This is just intriguing. There is so much happening and it’s going on so fast (at least in corporate terms). It’s like a novel you can’t put down or a soap opera where waiting for the next episode to find out who does what to whom is excruciating.
Like you, I’m working from the Billabong announcement and a couple of press reports so I have no solid information you don’t have. But I’ve always been a student (and sometimes a practitioner) of turnaround management and organizational evolution and this is fascinating. Dare I say fun (for me at least)?
All the numbers are in Australian Dollars.
Let’s start with a review. In February, Billabong turned down a $3.30 bid from TPG Capital (subject to due diligence) as too low.
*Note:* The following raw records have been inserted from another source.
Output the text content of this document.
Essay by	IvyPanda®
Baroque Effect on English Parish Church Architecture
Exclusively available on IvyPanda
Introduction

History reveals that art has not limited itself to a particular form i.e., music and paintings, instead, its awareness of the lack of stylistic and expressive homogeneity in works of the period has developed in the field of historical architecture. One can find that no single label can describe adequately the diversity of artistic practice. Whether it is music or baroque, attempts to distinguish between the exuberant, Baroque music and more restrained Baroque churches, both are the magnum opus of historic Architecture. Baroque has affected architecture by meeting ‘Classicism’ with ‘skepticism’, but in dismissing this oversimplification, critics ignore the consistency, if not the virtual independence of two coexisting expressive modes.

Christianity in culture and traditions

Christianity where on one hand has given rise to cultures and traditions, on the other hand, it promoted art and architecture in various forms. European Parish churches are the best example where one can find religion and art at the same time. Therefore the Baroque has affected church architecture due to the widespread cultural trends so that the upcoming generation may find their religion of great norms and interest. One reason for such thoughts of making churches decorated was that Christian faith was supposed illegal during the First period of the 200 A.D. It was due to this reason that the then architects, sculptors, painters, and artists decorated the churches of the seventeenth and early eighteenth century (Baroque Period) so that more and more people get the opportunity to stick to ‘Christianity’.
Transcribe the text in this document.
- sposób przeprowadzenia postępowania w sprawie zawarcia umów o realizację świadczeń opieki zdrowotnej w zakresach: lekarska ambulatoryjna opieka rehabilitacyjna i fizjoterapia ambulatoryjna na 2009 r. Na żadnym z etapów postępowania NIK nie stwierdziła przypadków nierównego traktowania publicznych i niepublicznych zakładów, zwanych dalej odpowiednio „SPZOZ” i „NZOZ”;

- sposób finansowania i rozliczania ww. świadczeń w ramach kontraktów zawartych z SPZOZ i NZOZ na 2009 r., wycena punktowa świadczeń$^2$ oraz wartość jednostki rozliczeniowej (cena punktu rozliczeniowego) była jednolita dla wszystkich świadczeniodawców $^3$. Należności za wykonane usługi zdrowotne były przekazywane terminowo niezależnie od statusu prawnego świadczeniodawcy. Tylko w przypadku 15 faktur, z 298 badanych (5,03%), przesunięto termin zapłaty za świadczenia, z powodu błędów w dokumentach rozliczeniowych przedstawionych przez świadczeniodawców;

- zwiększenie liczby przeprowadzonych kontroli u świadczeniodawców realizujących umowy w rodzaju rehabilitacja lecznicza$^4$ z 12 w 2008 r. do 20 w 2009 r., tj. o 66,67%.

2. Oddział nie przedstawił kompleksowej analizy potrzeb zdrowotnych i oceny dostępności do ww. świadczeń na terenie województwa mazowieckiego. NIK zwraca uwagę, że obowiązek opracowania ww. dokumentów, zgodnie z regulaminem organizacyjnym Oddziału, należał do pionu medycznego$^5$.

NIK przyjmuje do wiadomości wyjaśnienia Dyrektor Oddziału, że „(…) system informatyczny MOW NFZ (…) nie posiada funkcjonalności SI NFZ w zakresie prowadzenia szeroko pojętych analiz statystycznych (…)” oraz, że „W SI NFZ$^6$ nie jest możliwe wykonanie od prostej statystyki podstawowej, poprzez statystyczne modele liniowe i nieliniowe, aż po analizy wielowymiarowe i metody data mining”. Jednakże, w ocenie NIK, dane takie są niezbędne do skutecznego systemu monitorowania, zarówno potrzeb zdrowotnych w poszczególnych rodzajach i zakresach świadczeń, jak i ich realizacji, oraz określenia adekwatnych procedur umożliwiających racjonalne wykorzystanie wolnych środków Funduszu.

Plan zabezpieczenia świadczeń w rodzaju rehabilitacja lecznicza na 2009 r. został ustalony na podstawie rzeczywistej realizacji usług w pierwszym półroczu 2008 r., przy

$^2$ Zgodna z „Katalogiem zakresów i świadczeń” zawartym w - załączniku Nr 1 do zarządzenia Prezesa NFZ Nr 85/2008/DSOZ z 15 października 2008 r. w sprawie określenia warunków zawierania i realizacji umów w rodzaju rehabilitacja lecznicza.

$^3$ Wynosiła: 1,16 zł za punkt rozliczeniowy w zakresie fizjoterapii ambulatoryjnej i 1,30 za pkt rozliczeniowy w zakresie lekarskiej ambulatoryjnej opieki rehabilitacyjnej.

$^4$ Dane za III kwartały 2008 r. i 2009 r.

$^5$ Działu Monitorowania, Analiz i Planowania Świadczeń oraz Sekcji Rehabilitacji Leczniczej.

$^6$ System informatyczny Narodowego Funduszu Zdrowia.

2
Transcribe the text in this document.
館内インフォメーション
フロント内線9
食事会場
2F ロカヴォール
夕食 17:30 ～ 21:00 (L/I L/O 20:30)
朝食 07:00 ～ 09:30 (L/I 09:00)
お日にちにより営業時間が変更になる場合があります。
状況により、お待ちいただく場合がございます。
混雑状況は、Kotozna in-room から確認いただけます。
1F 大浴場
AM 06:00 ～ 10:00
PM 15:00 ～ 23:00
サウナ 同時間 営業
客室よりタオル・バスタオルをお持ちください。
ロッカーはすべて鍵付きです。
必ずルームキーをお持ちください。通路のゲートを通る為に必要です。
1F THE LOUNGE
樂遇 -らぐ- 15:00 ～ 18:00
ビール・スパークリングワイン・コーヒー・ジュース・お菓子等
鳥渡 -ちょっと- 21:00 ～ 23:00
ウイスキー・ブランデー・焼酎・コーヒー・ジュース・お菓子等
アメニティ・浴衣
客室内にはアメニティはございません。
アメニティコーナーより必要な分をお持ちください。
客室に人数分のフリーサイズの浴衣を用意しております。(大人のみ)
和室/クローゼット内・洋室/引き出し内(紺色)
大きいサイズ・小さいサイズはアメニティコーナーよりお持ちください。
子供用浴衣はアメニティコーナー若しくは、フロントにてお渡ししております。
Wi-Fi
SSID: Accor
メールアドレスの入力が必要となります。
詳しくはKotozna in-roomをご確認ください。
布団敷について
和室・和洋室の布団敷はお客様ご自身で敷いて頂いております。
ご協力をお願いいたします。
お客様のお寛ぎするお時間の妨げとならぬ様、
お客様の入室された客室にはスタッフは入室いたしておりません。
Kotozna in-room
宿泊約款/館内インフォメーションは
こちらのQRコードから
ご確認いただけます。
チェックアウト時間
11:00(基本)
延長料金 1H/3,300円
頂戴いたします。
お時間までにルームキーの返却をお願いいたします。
Subsequently, Bain and TPG withdraw offers of $1.45 after some due diligence (The TPG offer was made on July 24 and withdrawn on October 12.). Meanwhile, on April 12th, Billabong closed a deal to sell half of Nixon to TCP for proceeds of $285 million to be used to pay down debt. Former CEO Derek O’Neill departed the company on May 9 and Launa Inman was appointed Managing Director May 12. On June 21st, Billabong announced that it would sell shares at $1.02 (44% below the previous closing price) to raise an additional $225 million to pay down debt.
Now Paul Naude, who took a leave of absence as a Director and President of the Americas on November 19, has made a contingent offer of $1.10 per share. When he did this last Friday, Billabong’s shares were trading at $0.73 each.
Just to increase the intriguing factor even more Billabong, at the same time they announced Paul Naude’s offer, released a trading update where they reduced their expected EBITDA from $100-110 million in constant currency to $85-92 million in constant currency. But that eighty-five to ninety-two million number is before $29 million of “significant items.” If you include those, the year-end constant currency range is from $56 to $63 million. The release does not describe the previous EBITDA estimate as excluding any “significant items.” As a result, I’d tend to compare that prior estimate to the $56-$63 million estimate. Using the midpoint of both estimates, that’s a decline of 43%.
The press release, should you want to read it yourself is on this page at the Billabong site. Right now, it’s the second on the list and is called “Bid Proposal and Trading Update.” This is the third time this year that Billabong has reduced its expected results. You can read for yourself the details of the causes in the release. We can sort of sum it up by saying soft sales and a lousy economy.
When I discussed Paul Naude’s decision to put together an offer back in November, I speculated that the offer price might be lower than what we’d seen before. Now I have to wonder, with the price of the stock having fallen since the downward revision of the year end results, if it might be reduced further. I also discussed briefly in that article just how a leveraged buyout, which this deal would be, works.
If I could ask Paul one question, it would be, “What did you know, and when did you know it?” It seems likely to me that when he took his leave of absence a month ago, he must have had some sense of the continued deterioration of business conditions. Yet the conditions under which he was allowed to pursue the deal required that he use no confidential information. Regardless of what he knew or was concerned about then, he had to put together his offer, and represent it to his potential partners, using only public information. That would have been the EBITDA estimate of $100 to $110 million.
Were I Paul’s partners (Sycamore Partners Management and Bank of America Merrill Lynch) the first question I would have asked in the first meeting was, “You were a director and the President of the Americas as Billabong’s performance went south. Now you’re coming to us and explaining how under your leadership this can turn into a really good investment. Explain to us why your really good ideas couldn’t be implemented.”
I gather he had a really good answer.
We’re a long way from a deal (Remember, I thought there would be a deal with TPG). Whether or not Billabong has to make a deal at some price depends on their balance sheet. If there should be a deal I’d expect the price to decline further as a result of the reduction in projected year end results. And I’m guessing you’d see some brands sold following the deal to pay down debt. The thing I’d be most interested to watch is how they’d propose to manage their brick and mortar retail.
I’ll keep watching and speculating right along with you.